Q: Apart from them all, what was the best song you've written?
A: It's not for me to say what my best song is but I will tell you what my most important song was. Live Forever because it announced us to the world. Before that we were a very British phenomenon and then after that it kind of exploded. I dare say, that was the first song you heard by Oasis.

Q: You've spoken a lot over the years about who is the biggest band in the world. Who is right now and is that title still important?
A: I think U2 has consistently been in the biggest band in the world over the past 20 years. Red Hot Chili Peppers. Green Day this year, too. It was only important before we were the biggest band in the world (in the mid 90s) because that was something we set out to achieve. As preposterous as that sounded when we were all on the dole in Manchester, and as mad as people thought I was, we got there in the end, albeit briefly for about six months. I've got to say it was a lot of f--ken hard work to get there, to be honest. It's not something I think about now.

Q: Is it harder to hold the title, then?
A: So it would seem (smirks).

Q: Oasis and Brisbane have a bit of a history. In 1998, there was the biffo on the plane flight when Liam was arrested. Then you came back for Livid 2002 just 100 metres around the corner from here and blitzed it. Did you feel you had point to prove after the disappointment, on and off the stage, of 1998?
A: In a way, yes. That Australian tour in 1998 was an aberration. We weren't in the right place mentally. We were all high and taking a lot of f--king drugs at the time. We George Best'd it really. We kind of did have a point to prove but not that that made us play any better because we are a great f--ken band anyway. We wouldn't be going so long if we weren't. There's not been many gigs like that 1998 one.
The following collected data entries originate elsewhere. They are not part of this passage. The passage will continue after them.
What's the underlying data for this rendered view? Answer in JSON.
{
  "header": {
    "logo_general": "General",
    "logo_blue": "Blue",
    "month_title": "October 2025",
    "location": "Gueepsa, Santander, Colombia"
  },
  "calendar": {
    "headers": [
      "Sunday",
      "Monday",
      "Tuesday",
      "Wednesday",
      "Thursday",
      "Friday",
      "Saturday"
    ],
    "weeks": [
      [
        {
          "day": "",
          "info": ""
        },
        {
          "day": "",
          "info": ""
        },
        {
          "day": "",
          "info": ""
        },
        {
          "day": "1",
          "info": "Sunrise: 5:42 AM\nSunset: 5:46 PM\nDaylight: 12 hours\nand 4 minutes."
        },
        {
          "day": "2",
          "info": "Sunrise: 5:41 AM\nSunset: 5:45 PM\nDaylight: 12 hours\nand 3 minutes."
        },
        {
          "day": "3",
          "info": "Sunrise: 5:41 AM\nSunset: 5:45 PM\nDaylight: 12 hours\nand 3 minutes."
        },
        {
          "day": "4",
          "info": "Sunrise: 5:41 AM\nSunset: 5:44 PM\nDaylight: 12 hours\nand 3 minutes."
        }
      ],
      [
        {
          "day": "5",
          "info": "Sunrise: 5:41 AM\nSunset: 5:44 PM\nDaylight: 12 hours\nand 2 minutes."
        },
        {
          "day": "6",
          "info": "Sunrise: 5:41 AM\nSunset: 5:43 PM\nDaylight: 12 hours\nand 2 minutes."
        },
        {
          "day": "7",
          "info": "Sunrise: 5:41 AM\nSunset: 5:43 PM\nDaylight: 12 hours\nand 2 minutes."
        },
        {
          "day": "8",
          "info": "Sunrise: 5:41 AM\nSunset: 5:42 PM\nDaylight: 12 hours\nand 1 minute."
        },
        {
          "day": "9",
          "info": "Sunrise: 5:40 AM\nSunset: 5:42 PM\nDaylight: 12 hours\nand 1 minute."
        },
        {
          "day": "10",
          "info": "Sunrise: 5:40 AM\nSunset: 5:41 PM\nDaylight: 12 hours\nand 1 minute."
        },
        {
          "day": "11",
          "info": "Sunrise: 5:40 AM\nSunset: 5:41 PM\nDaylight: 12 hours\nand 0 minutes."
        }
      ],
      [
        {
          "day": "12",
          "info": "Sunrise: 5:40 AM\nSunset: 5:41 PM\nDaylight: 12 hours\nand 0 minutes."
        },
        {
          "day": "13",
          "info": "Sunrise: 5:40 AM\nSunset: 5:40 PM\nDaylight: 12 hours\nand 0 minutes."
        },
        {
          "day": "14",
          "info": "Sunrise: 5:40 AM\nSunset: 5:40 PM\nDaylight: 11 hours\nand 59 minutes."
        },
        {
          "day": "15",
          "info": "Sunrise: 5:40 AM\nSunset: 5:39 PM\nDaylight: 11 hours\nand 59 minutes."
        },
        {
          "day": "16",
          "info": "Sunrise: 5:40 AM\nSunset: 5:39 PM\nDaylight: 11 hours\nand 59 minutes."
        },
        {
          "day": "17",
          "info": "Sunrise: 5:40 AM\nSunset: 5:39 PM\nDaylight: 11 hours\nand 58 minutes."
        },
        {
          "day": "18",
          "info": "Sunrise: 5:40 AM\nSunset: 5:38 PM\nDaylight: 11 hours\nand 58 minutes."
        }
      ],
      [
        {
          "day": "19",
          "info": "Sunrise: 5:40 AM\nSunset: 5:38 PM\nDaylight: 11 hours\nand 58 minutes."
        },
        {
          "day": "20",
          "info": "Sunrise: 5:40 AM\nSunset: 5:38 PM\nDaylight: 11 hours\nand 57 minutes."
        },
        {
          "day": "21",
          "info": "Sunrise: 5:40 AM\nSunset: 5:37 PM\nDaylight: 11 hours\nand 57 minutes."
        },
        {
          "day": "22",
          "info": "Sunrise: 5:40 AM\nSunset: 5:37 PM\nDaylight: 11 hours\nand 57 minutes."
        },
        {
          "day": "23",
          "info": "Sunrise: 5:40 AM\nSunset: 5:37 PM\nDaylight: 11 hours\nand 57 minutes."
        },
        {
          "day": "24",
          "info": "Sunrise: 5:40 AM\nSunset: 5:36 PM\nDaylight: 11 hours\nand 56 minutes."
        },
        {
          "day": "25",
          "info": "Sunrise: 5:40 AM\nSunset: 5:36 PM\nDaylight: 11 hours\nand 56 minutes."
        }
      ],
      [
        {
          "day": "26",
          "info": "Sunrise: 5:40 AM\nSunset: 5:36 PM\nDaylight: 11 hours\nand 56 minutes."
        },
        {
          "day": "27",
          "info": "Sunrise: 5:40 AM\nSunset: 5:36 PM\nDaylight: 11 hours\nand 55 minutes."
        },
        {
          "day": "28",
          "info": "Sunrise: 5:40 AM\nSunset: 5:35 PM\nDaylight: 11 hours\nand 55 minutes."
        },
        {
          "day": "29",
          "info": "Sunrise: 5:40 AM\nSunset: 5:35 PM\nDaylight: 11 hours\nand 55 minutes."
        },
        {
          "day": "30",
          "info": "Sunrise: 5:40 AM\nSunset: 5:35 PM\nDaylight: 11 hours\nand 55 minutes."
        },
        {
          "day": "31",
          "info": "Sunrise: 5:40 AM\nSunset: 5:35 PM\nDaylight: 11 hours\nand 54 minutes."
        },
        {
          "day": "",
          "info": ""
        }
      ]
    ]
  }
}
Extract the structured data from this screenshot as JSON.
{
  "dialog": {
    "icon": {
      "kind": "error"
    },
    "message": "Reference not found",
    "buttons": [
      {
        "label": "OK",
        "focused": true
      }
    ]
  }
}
Q: Robbie Williams is in town, staying at the same hotel as you. Any chance of a reconciliation beer after the gig to smooth over your past differences?
A: Unfortunately he is an alcoholic and doesn't drink. A mineral water? I wouldn't have thought so. There is a bit of history there. I don't like his music. No (I won't be going to the concert and) I shall be flying out tomorrow and going to Sydney.

Q: How hard has it been watching the Ashes cricket series?
A: I find it incredible England lost that last Test in Adelaide. How did they stuff that up? If Australia win the toss in Perth, then it is all over. To be honest I'm not a massive cricket fan, and I find it hard to get excited about a contest over a trophy which is that big (small gesture with fingers). That's just stupid. I'm disappointed for the team because finally we have decent cricketers in Kevin Pietersen and Andrew Flintoff. Australia are the best cricket team in the world so there is no shame in losing to them.

Q: You had a swipe at our Socceroos a while ago, suggesting they stop trying to win the World Cup because it was pointless? England didn't go to well and neither did Manchester City on the weekend.
A: Don't get me wrong. Don't forget England are f--ken dreadful, too. The Socceroos as a name is f--ken ridiculous. It's like a cartoon for kids. It's just ridiculous. And as for Manchester City, that was lame. All my sporting allegiances are shite. It's a good job I'm brilliant at music otherwise I'd be a miserable old bastard.

Q: But we see the soccer World Cup as the last frontier in world sport to conquer?
A: (Leans back into couch, belly laughing) Win the World Cup? F--king hell. You've got more f--king chance of having a champion skier. F--king hell.